Recent changes in the Hungarian Communist Party leadership reflect a commitment to economic reform bolder than anything attempted since the first changes initiated 20 years ago. But they also seem to point to a firm intention to maintain present ideological controls rather than to move toward the further political liberalization that most Hungarians had hoped would accompany the new reform measures.
Karoly Grosz, a Politburo member who has long been seen as the front-runner among a number of candidates to succeed veteran leader Janos Kadar, was named prime minister on Wednesday.
Janos Berecz, chief of the party's ideological department and longtime member of the Central Committee, was promoted to the Politburo.
And President Pal Losonczi will retire, to be replaced by Karoly Nemeth, the deputy to Mr. Kadar, it was announced yesterday. The presidency is regarded as a titular post.

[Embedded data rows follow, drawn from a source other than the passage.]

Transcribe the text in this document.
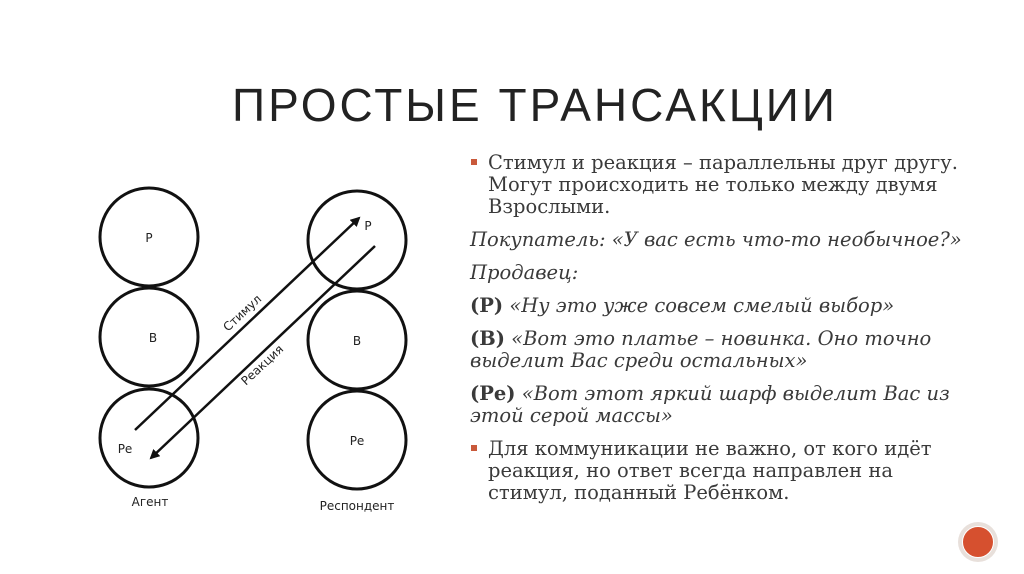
ПРОСТЫЕ ТРАНСАКЦИИ
Р
В
Ре
Агент
Р
В
Ре
Респондент
Стимул
Реакция

Стимул и реакция – параллельны друг другу. Могут происходить не только между двумя Взрослыми.

Покупатель: «У вас есть что-то необычное?»

Продавец:

(Р) «Ну это уже совсем смелый выбор»

(В) «Вот это платье – новинка. Оно точно выделит Вас среди остальных»

(Ре) «Вот этот яркий шарф выделит Вас из этой серой массы»

Для коммуникации не важно, от кого идёт реакция, но ответ всегда направлен на стимул, поданный Ребёнком.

Both Mr. Grosz and Mr. Berecz are men of Soviet leader Mikhail Gorbachev's generation - Grosz is 56 and Berecz is 54. They are the most recent in a series of appointments to rejuvenate the leadership.
Liberal unease over Berecz's hard-line record on the relationship of ideology to the arts will, if anything, be increased by his elevation to the party's top ruling body. He is presumably, as he has been in the past, in the running for the top party post when the time comes.
Grosz is widely seen as just the strong and decisive politician needed at a time when living standards have further deteriorated and when Hungarians face the prospect next year of further austerity measures. With his appointment to the government's hot seat, Grosz will still be seen as the likely ``favorite son.'' He takes over as prime minister from Gyorgy Lazar, who was seen as lacking sufficient toughness in promoting the latest reform program, which is fraught with sensitive political problems because of the new demands it will make on the Hungarian people.
In the forefront of the reform program is a new taxation system designed to ease the burden on industry and to encourage efficient, market-minded management. But it will also bring personal income tax to Hungary (and the Soviet bloc) for the first time. Another unpopular feature will be a Western-style ``value-added tax.''
There are extremely hazardous political problems implicit in such changes.
For several months now, Hungarian newspapers have been setting out examples of the income tax in prolific detail. The aim is to assure the lower-income majority of extensive tax exemptions and to show that the main burden will be on the better-off minority - those with two jobs or profitably engaged in the private sector.
Grosz differs from doctrinaire party members in that he wants to see the private sector greatly enlarged. And, in a Monitor interview earlier in the year, he called for tough action in the economic sphere - such as shutting down nonviable enterprises, even at the risk of temporary unemployment, and establishing income differentials that reward talent and effort.
Politically, both Grosz and Berecz are very much in line with Mr. Gorbachev's view that, however widereaching economic reforms may be and however much glasnost (openness) there is in public affairs, these must carried out within the party's ``leading role'' in society. To what extent this philosophy may put a brake on Hungary's own moves in recent years toward political pluralism remains to be seen.
There was a lively response to a ``reform of the reform'' movement under the aegis of the People's Patriotic Front, a conglomerate of all Hungarian political and social organizations.
The group's grave report, which was prepared by some of Hungary's leading economists and experts, has yet to be published, probably because its central point was that the economic reform cannot be truly consolidated without increased powers for government - indeed, its virtual separation from the party - and a genuine opportunity for greater public participation.